The Jacobian at this critical point has 1,1 coefficient
$$\frac{e^\hat{x_1}\left(2 - (\rho^2-1)\sigma_1^2 + 2\cosh(\hat{x_1})\right)}{(1+e^\hat{x_1})^2(\rho^2-1)\sigma_1^2},$$
1,2 and 2,1 coefficients
$$\frac{\rho}{\sigma_1 \sigma_2(1 - \rho^2)},$$
and 2,2 coefficient obtained from the 1,1 coefficient by symmetry.  Because this is a critical point (at least approximately), we can substitute
$$e^\hat{x_1} = \frac{(\rho^2-1)\sigma_1^2 \sigma_2}{(\mu_2 - \hat{x_2})\rho \sigma_1 + (\hat{x_1} - \mu_1)\sigma_2} - 1$$
and use that also to compute $\cosh(\hat{x_1}) = \frac{e^\hat{x_1} - e^{-\hat{x_1}}}{2}$, with a similar manipulation for $e^\hat{x_2}$ and $\cosh(\hat{x_2})$.  This enables evaluation of the Hessian (the determinant of the Jacobian) as a rational function of the parameters.
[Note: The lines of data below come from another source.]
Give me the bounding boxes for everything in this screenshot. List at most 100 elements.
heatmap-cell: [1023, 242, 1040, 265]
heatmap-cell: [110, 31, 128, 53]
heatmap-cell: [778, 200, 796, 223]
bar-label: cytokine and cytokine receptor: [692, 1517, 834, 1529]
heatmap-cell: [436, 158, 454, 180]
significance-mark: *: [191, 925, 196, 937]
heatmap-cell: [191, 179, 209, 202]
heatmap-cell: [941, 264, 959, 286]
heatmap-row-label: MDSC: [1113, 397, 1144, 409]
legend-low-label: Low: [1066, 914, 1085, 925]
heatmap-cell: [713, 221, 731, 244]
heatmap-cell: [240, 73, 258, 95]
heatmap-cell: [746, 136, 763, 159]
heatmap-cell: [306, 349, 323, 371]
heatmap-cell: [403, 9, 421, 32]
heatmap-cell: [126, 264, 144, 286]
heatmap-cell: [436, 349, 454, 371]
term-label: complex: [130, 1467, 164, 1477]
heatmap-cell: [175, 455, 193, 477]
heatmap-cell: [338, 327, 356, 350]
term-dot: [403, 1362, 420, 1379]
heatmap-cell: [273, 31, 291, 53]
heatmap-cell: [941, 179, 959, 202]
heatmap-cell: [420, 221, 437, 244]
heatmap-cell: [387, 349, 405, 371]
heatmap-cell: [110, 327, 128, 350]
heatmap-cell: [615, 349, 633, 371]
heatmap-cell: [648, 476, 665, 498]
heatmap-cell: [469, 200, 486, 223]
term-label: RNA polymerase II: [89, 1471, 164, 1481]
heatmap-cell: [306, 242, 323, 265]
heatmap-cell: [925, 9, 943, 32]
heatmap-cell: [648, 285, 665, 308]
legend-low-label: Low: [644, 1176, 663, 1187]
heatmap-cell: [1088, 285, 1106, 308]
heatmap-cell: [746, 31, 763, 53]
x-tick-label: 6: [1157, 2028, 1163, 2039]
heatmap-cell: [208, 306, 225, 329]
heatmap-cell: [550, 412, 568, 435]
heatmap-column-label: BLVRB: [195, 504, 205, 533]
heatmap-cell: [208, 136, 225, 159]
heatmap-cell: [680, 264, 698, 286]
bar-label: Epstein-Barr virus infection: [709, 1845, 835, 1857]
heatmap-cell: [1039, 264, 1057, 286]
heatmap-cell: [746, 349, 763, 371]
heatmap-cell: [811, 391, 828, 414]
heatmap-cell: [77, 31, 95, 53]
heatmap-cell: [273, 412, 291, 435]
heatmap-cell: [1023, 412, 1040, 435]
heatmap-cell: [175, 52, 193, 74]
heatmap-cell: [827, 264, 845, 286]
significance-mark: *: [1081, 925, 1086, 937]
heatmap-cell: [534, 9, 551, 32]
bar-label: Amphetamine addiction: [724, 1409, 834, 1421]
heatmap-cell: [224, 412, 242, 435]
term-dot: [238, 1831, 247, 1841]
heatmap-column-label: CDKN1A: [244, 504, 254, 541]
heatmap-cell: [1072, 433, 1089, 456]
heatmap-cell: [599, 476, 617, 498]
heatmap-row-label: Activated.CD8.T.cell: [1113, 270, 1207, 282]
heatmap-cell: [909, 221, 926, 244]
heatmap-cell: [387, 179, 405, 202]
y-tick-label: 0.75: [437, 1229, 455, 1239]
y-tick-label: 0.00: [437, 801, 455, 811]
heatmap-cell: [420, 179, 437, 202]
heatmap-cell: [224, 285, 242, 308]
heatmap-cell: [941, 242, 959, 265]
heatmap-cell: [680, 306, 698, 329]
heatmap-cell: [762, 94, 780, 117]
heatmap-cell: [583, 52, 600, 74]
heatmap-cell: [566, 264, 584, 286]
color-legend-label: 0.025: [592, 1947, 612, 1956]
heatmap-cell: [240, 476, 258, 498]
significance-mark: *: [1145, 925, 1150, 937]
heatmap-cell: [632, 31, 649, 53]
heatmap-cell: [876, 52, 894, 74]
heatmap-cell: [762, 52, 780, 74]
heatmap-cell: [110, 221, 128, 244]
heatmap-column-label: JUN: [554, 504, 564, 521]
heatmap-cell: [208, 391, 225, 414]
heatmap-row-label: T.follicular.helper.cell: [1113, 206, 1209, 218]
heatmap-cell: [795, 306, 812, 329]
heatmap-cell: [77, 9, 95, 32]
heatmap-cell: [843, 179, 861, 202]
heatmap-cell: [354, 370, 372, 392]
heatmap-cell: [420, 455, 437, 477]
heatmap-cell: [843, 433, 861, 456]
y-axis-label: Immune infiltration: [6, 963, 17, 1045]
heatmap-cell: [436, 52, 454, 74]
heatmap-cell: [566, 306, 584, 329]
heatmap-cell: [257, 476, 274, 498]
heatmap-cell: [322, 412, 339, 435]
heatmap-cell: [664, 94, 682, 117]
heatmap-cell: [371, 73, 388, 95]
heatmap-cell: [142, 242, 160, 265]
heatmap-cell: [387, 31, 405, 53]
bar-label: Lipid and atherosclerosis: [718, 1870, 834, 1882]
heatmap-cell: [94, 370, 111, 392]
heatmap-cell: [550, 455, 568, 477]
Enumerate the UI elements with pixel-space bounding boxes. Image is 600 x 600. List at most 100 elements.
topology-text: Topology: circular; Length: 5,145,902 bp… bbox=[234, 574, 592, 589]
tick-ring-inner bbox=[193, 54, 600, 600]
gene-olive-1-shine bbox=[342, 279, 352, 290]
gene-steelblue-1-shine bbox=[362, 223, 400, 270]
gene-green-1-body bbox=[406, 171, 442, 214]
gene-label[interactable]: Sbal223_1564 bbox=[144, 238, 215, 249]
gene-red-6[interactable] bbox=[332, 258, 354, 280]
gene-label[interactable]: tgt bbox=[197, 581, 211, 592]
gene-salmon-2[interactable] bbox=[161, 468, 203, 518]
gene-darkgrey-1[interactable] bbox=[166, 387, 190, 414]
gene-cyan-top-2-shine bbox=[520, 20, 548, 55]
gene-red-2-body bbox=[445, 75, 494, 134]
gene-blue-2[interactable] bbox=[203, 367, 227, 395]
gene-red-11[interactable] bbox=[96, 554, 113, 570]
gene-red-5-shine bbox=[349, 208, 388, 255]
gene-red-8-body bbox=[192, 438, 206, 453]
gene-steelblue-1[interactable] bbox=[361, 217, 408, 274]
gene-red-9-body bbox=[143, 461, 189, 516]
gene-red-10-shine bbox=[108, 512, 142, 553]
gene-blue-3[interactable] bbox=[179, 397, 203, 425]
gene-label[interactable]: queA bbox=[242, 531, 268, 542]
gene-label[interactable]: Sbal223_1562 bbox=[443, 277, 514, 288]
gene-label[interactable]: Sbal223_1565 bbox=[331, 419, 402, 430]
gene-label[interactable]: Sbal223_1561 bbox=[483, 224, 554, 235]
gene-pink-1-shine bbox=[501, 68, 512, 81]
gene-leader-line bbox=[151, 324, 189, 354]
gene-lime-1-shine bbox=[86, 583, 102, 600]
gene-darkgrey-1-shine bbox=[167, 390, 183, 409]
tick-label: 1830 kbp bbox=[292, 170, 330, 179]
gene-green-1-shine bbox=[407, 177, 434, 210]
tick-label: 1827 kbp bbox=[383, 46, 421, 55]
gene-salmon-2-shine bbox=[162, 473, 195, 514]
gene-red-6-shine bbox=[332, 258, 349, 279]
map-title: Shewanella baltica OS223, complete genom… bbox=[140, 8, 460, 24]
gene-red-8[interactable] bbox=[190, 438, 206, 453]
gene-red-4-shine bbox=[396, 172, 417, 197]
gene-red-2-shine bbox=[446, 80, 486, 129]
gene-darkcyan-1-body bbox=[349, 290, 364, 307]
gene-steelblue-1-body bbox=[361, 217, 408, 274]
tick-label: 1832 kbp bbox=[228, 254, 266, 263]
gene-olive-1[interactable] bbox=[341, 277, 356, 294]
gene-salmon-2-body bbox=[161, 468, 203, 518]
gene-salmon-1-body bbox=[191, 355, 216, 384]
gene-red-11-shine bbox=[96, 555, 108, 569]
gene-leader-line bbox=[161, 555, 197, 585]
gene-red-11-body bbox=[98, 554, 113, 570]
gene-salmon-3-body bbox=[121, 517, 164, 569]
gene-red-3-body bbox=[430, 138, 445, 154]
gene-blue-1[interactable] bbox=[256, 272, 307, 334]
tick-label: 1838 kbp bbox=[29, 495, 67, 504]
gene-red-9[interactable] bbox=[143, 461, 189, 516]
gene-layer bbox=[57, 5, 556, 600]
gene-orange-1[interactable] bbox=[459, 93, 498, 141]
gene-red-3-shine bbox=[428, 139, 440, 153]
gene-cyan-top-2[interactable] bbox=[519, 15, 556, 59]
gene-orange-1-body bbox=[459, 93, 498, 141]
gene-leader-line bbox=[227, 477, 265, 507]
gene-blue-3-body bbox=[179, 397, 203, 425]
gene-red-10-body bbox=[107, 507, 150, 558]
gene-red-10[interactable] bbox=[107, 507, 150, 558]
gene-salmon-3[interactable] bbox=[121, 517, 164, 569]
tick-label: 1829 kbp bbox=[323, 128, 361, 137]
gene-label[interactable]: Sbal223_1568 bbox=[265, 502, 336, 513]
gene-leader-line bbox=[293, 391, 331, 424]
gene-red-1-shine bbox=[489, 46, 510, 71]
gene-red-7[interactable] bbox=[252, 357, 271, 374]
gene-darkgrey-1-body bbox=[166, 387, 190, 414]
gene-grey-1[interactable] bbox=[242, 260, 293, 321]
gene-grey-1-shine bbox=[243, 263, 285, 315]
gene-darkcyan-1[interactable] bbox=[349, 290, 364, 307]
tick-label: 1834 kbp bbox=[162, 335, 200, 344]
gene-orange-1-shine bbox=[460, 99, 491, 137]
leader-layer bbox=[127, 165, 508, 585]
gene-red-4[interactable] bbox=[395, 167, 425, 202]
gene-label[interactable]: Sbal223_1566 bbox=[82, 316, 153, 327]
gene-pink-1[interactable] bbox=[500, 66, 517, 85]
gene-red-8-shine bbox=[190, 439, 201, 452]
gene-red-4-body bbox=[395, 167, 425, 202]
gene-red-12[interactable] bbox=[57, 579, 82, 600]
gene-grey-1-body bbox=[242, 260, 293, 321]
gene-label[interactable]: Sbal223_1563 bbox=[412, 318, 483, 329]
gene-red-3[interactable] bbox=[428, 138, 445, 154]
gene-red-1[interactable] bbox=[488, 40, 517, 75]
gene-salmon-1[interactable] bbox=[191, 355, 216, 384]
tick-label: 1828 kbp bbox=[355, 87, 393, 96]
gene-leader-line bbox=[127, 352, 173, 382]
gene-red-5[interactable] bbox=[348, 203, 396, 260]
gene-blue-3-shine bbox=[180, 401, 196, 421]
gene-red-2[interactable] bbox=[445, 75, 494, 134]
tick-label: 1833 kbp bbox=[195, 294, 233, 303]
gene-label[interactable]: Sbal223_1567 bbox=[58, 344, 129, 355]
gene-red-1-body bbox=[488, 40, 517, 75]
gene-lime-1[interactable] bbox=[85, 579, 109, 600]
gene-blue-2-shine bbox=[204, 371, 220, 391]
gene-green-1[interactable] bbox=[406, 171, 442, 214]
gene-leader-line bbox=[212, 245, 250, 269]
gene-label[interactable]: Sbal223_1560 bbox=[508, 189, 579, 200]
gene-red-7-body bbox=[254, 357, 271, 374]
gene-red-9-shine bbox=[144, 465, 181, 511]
The rest is routine: the Hessian tells us how to approximate the integral as a binormal integral (a saddlepoint approximation).  The answer equals $\frac{1}{2\pi}$ times a rational function of the five parameters: that's your closed form (for what it's worth!).